$G\subset \mathbb{C}$ simply connected, $f$ holom. on $G$, show every connected comp. of $\{ |f| < c\}$ $(c > 0)$ is simply connected.

Question

I have the tools:

1. $G$ simply connected $\iff$ every contour in $G$ has winding number $0$ about every point in $\mathbb{C}\setminus G$

2. $G$ is simply connected $\iff$ every holom. function on $G$ has a primitive.

Ideas: I could look at an arbitrary connected component of $S_{c} := \{|f| < c\}$ and use the primitive idea to say something about winding number? I tried to think about this and write some stuff down but I have no luck.

I tried showing (1) directly without any ideas from (2) but also with no luck. I even tried using the fact that $G$ is simply connected - I can write $G = S_{c} \cup G\setminus S_{c}$ and view $f$ on each set, but again I don't know where to go from here.

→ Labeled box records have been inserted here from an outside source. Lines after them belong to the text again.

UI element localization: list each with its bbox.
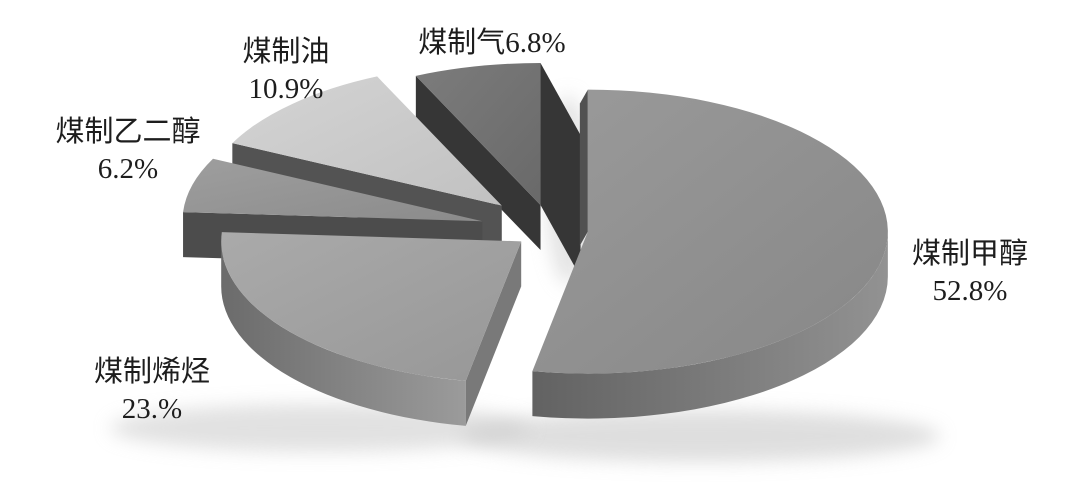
slice-label-coal-to-olefins: 煤制烯烃 23.% (94, 354, 210, 428)
slice-label-coal-to-gas: 煤制气6.8% (418, 25, 565, 62)
slice-label-value: 23.% (121, 393, 183, 425)
slice-label-value: 10.9% (248, 73, 324, 105)
slice-label-name: 煤制乙二醇 (55, 116, 201, 148)
slice-label-value: 52.8% (932, 275, 1008, 307)
slice-label-coal-to-methanol: 煤制甲醇 52.8% (912, 236, 1028, 310)
slice-label-name: 煤制气6.8% (418, 27, 566, 59)
slice-label-value: 6.2% (97, 153, 159, 185)
slice-label-name: 煤制油 (242, 36, 330, 68)
slice-label-name: 煤制甲醇 (911, 238, 1029, 270)
slice-label-name: 煤制烯烃 (93, 356, 211, 388)
slice-label-coal-to-oil: 煤制油 10.9% (242, 34, 329, 108)
slice-label-coal-to-ethylene-glycol: 煤制乙二醇 6.2% (55, 114, 200, 188)
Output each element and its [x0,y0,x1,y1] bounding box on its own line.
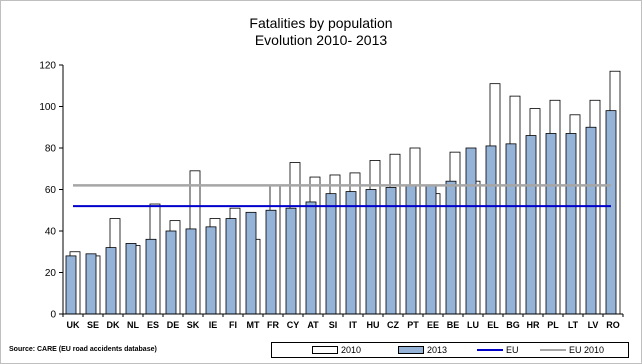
bar-2013 [545,133,557,315]
source-note: Source: CARE (EU road accidents database… [9,346,157,353]
x-tick-label: HU [367,320,380,330]
x-tick-label: LU [467,320,479,330]
x-tick-label: BG [506,320,520,330]
x-tick-label: SE [87,320,99,330]
bar-2013 [505,143,517,315]
x-tick-label: PL [547,320,559,330]
chart-subtitle: Evolution 2010- 2013 [254,32,388,48]
bar-2013 [465,147,477,315]
bar-2013 [145,238,157,315]
x-tick-label: IE [209,320,218,330]
reference-lines [73,184,611,208]
x-tick-label: SI [329,320,338,330]
legend-item-2013: 2013 [398,344,447,356]
x-tick-label: ES [147,320,159,330]
bar-2013 [105,247,117,315]
legend-label-2010: 2010 [341,345,362,355]
x-tick-label: DE [167,320,180,330]
bar-2013 [205,226,217,315]
x-tick-label: FI [229,320,237,330]
chart-title: Fatalities by population [249,15,393,31]
legend: 2010 2013 EU EU 2010 [271,342,629,358]
bar-2013 [245,211,257,315]
x-tick-label: HR [527,320,540,330]
x-tick-label: SK [187,320,200,330]
x-tick-label: AT [307,320,319,330]
x-tick-label: LV [588,320,599,330]
bar-2013 [445,180,457,315]
bar-2013 [485,145,497,315]
y-tick-label: 80 [45,144,57,155]
x-tick-label: PT [407,320,419,330]
bar-2013 [185,228,197,315]
y-tick-label: 60 [45,185,57,196]
legend-swatch-eu [477,349,503,351]
x-tick-label: RO [606,320,620,330]
bar-2013 [605,110,617,315]
y-tick-label: 100 [39,102,56,113]
x-tick-label: FR [267,320,279,330]
chart-title-block: Fatalities by population Evolution 2010-… [1,15,641,49]
legend-swatch-2010 [312,346,338,354]
bar-2013 [325,193,337,315]
x-tick-label: EE [427,320,439,330]
bar-2013 [405,184,417,315]
x-tick-label: LT [568,320,579,330]
x-tick-label: CY [287,320,300,330]
x-tick-label: DK [107,320,120,330]
x-tick-label: NL [127,320,139,330]
bar-2013 [345,191,357,315]
legend-swatch-2013 [398,346,424,354]
bar-2013 [425,184,437,315]
y-tick-label: 120 [39,61,56,72]
bar-2013 [125,243,137,315]
bars [65,70,621,315]
legend-swatch-eu-2010 [540,349,566,351]
bar-2013 [285,207,297,315]
x-axis: UK SE DK NL ES DE SK IE FI MT FR CY AT SI IT HU CZ PT EE BE… [62,313,624,330]
x-tick-label: CZ [387,320,399,330]
bar-2013 [585,126,597,315]
bar-2013 [165,230,177,315]
bar-2013 [365,189,377,315]
x-tick-label: EL [487,320,499,330]
y-axis: 0 20 40 60 80 100 120 [39,61,64,321]
bar-2013 [525,135,537,315]
legend-label-eu: EU [506,345,519,355]
legend-item-2010: 2010 [312,344,361,356]
y-tick-label: 0 [50,310,56,321]
bar-2013 [225,218,237,315]
legend-label-2013: 2013 [427,345,448,355]
bar-2013 [305,201,317,315]
x-tick-label: MT [247,320,260,330]
x-tick-label: IT [349,320,358,330]
x-tick-label: BE [447,320,460,330]
legend-item-eu-2010: EU 2010 [540,344,604,356]
y-tick-label: 20 [45,268,57,279]
legend-label-eu-2010: EU 2010 [569,345,605,355]
bar-2013 [85,253,97,315]
bar-2013 [565,133,577,315]
legend-item-eu: EU [477,344,519,356]
bar-2013 [65,255,77,315]
bar-2013 [265,209,277,315]
y-tick-label: 40 [45,227,57,238]
x-tick-label: UK [67,320,80,330]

I am pretty lost on this problem. I would like a hint, not a solution. Thank you!

Answer 1

There is another way to show a region is simply connected:

$G$ is simply connected $\iff$ The interior of any simple closed curve $\gamma\subseteq G$ is contained in $G$.

Now take a simple closed curve $\gamma\subseteq \{|f|<c\}$. The interior $U$ of $\gamma$ is contained in $G$ since $G$ is simply connected. Then apply the maximum modulus principle.